1841-1919
APPRENTICESHIP
Pierre-Auguste Renoir was born in Limoges in 1841 and brought up in Paris, where his family had settled in 1845. At sixteen, Renoir was apprenticed, decorating porcelain plates and vases with flowers. He then studied painting in Paris, and it was at the Academy that he met Claude Monet and Alfred Sisley.
BIRTH OF IMPRESSIONISM
In the 1870's, Renoir's Impressionism reached its peak. He worked in the outskirts of Paris, sometimes with Monet. Although they would paint the same scenes, it is easy to see that Renoir approached his subjects with a more fluid intensity.

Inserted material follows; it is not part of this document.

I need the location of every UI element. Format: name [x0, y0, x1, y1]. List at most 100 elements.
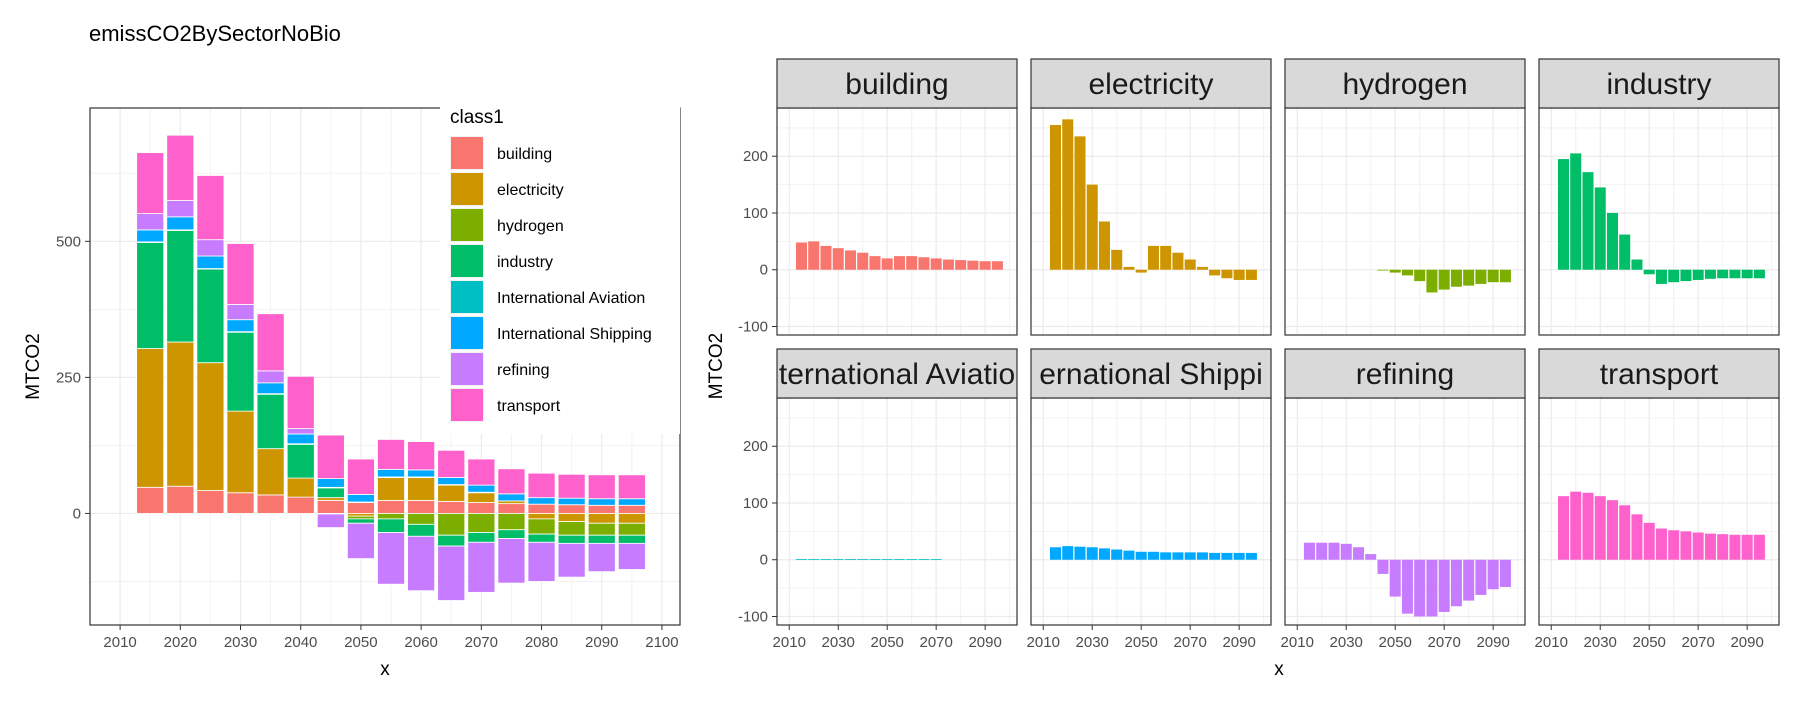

He painted people more than landscapes, and with considerable empathy for the sitters.
CLASSICAL NUDES
He went to Italy in the early 1880's, rejecting Impressionism upon his return for a style influenced by the old masters, employing more traditional composition, intense colors and brushwork of earlier works. Nude young women with lustrous, pearly color skin, single or in groups as bathers, were modern and traditional at the same time. His reputation spread by the middle of the decade, and he was especially popular with collectors in the United States.
Renoir is noted for his harmony of line, the brilliance of his color and his intimate charm. He was the Impressionist master most at ease painting women, and he was to become a strong influence on Pablo Picasso's paintings of the early 1920's.